Look at the image above. Which forecast seems more appropriate: the red straight line (1) or the purple wavy line (2)? Many demand planners might choose option 2, thinking it better captures the ups and downs. But, in many cases, the straight line is just fine. Here’s why.

In a previous post on Structure vs. Noise, we talked about how a time series is made up of different components (such as level, trend, and seasonality), and how the main goal of a point forecast is to capture the structure of the data, not the noise. Noise is unpredictable, and it should be treated by capturing uncertainty around the point forecasts (e.g., prediction intervals).

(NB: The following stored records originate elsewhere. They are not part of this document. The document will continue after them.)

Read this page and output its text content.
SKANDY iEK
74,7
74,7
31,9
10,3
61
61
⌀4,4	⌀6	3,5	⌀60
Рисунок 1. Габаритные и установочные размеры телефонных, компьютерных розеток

So the answer to the question in the very beginning of this post comes to understanding what sort of structure we have in the data. In the series attached to the image, the only structure we have is the level (average sales). There’s no obvious trend, no seasonality, no apparent outliers, and we do not have promotional information or any explanatory variables. The best you can do in that situation is capture the level correctly and produce a straight line (parallel to the x-axis) for the next 10 observations.

In this case, we used our judgment to decide what’s appropriate. That works well when you’re dealing with just a few time series. Petropoulos et al. (2018) showed that humans are quite good at selecting models in such a task as above. But what do you do when you have thousands or even millions of time series?

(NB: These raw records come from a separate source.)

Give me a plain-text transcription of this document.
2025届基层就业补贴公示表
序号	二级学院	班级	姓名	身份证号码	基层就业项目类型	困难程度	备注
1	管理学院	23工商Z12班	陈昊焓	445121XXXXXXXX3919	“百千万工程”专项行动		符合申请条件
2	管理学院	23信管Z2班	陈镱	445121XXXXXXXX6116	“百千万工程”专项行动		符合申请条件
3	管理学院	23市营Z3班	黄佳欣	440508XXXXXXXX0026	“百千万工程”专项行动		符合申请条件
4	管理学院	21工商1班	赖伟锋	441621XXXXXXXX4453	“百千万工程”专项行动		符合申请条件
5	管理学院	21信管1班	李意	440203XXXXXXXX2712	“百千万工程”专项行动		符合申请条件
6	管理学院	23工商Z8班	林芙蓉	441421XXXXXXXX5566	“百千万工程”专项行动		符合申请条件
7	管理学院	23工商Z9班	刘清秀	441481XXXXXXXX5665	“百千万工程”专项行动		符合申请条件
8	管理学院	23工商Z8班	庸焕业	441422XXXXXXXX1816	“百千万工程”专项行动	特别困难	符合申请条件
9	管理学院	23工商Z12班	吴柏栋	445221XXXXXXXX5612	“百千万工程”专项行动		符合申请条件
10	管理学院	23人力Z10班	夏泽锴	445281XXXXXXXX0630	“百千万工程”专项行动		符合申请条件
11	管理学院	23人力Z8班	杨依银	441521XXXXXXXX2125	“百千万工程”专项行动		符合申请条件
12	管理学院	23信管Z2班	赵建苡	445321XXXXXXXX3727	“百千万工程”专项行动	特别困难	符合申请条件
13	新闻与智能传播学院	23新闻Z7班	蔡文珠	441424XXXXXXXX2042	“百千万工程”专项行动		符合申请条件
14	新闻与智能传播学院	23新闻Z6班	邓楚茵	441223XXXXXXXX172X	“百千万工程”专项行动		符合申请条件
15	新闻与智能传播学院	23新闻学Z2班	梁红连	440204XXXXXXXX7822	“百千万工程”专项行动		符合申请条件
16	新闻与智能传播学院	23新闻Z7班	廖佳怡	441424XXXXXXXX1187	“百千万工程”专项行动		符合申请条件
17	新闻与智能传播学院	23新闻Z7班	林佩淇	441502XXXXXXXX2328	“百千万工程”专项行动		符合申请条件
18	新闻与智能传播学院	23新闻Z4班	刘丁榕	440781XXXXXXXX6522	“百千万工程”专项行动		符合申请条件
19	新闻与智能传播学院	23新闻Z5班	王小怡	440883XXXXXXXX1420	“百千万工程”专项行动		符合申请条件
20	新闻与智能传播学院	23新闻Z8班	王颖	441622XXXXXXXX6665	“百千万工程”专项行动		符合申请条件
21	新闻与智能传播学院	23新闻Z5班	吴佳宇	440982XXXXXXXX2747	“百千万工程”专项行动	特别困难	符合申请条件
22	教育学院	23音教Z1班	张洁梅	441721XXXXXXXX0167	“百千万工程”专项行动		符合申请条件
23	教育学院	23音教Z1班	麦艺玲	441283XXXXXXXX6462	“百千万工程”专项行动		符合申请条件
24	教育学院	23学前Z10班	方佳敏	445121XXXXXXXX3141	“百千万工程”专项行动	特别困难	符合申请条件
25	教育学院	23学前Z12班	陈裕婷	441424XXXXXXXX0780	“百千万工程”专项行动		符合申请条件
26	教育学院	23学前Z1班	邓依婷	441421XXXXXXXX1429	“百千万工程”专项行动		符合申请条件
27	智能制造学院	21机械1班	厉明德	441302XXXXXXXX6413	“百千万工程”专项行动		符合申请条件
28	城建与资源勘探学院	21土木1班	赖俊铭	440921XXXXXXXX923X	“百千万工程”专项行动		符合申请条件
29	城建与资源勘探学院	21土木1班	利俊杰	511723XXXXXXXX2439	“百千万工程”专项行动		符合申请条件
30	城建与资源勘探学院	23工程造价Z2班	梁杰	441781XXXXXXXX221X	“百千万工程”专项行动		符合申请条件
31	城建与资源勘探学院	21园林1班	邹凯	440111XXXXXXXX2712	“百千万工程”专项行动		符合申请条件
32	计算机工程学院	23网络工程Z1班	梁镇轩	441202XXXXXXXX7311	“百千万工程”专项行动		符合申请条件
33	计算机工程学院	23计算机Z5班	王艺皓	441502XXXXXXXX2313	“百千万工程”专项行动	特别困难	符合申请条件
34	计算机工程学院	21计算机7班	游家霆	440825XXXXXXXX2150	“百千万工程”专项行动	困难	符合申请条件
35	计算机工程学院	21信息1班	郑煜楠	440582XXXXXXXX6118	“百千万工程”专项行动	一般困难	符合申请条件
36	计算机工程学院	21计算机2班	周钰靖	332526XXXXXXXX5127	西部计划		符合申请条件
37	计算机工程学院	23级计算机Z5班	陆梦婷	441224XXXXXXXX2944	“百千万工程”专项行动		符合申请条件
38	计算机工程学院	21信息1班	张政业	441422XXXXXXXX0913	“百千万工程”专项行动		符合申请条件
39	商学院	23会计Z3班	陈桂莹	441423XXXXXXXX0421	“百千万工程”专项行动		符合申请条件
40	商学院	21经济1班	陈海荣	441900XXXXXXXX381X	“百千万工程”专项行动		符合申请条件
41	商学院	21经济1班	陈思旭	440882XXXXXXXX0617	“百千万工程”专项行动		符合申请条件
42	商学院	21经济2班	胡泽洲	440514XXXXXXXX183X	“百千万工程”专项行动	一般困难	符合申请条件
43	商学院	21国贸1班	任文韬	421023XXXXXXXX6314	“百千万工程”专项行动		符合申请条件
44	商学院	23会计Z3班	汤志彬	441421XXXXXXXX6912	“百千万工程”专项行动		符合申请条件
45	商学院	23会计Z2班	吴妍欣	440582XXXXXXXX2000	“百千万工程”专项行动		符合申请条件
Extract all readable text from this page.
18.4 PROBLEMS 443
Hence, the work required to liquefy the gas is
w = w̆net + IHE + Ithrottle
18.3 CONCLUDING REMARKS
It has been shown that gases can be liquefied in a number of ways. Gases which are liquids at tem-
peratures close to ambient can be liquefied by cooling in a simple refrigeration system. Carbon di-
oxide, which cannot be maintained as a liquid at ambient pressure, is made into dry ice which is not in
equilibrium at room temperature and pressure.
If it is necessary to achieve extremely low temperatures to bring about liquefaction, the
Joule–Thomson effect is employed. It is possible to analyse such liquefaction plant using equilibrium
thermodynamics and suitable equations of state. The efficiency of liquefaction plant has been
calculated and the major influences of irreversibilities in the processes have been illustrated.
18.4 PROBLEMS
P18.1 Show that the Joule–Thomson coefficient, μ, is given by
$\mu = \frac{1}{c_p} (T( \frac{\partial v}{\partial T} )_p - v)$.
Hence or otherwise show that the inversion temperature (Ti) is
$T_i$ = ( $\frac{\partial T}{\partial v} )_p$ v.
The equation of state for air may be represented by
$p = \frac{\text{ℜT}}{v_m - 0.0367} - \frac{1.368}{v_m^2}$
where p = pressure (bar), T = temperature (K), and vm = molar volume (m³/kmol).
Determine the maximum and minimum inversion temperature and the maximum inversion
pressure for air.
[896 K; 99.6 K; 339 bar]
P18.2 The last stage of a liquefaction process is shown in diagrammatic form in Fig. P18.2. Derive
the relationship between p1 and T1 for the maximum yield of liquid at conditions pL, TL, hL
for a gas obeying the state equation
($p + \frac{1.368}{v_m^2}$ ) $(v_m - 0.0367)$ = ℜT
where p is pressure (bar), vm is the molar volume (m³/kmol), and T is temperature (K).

The standard approach today is to apply several models or methods and choose the one that performs best on a holdout sample using an error measure, like RMSE (Root Mean Square Error, for example, see this). In our example, the red line produced a forecast with an RMSE of 10.33, while the purple line had an RMSE of 10.62, suggesting that the red line is more accurate. However, relying only on one evaluation can be misleading because just by chance, we can get a better forecast with a model that overfits the data.

To address this, we can use a technique called “rolling origin evaluation” (Tashman, 2000). The idea is to fit the model to the training data, evaluate its performance on a test set over a specific horizon (e.g., the next 10 days), then add one observation from the test set to the training set and repeat the process. This way, we gather a distribution of RMSEs, leading to a more reliable conclusion about a model’s performance. Nikos Kourentzes has created a neat visualization of this process:

For more details with examples in R, you can check out Section 2.4 of my book.

After doing a rolling origin evaluation, you might find that the straight line is indeed the best option for your data. That’s perfectly fine – sometimes, simplicity is all you need. But then the real question becomes: what will you do with the point forecasts you’ve produced?